傾歌心間一怔,兀自揚起頭瞧去,落入眼中的是那漫天飛雪,雪落眼眸,本是枯燥的天際,頓時亦被妝點的有趣生動。
指尖微微一動,在寒風中吹了兩個多時辰,手早已被凍的有些僵硬。
傾歌有些吃力的擡起那被凍僵了的手,想去接住那落于她眼前的一片雪。卻不曾想到,一方薄影突然出現在她的身下,臉頰上那微冷的觸感,頓時消失了。
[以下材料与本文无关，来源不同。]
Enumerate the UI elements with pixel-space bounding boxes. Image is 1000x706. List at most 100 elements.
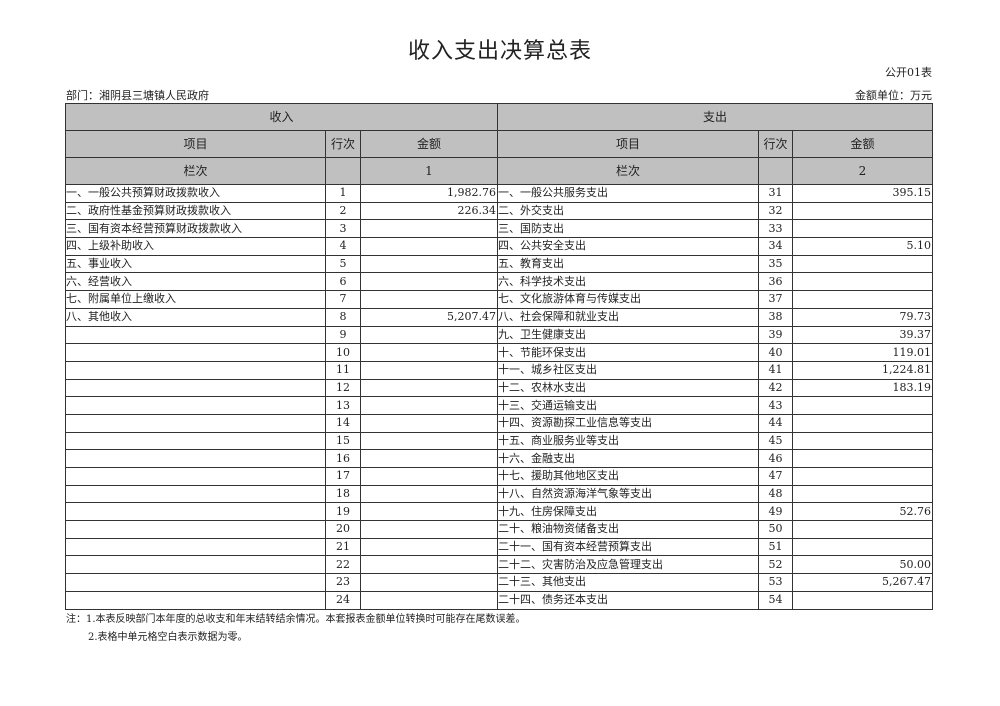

傾歌眉目一皺,像是一個别扭的小孩在懊惱什麽,随即便忙擡頭看去。可,那入眼的人,身子一頓。
他身着一襲白衣,似要與這漫天飛雪融爲一體,雪花飄落自他身前,落于他發絲,落于他衣袍,眉間一點朱砂痣,飄雪中紅的刺人眼,惹的那本就不食人間煙火的人,瞬間迷蒙的似乎他就是仙,而她是那卑微至塵埃的粒,渺小至極。而那本透着絲淡漠的眼眸此刻正直直的望着她,似要踏碎這一地的流光白雪。
怎麽會是他。墨子央!傾歌心猛地一驚。
“丞相!”許是跪着久了,寒風打的有些用力,傾歌喚出聲,可出了口的聲音卻是沙啞的很。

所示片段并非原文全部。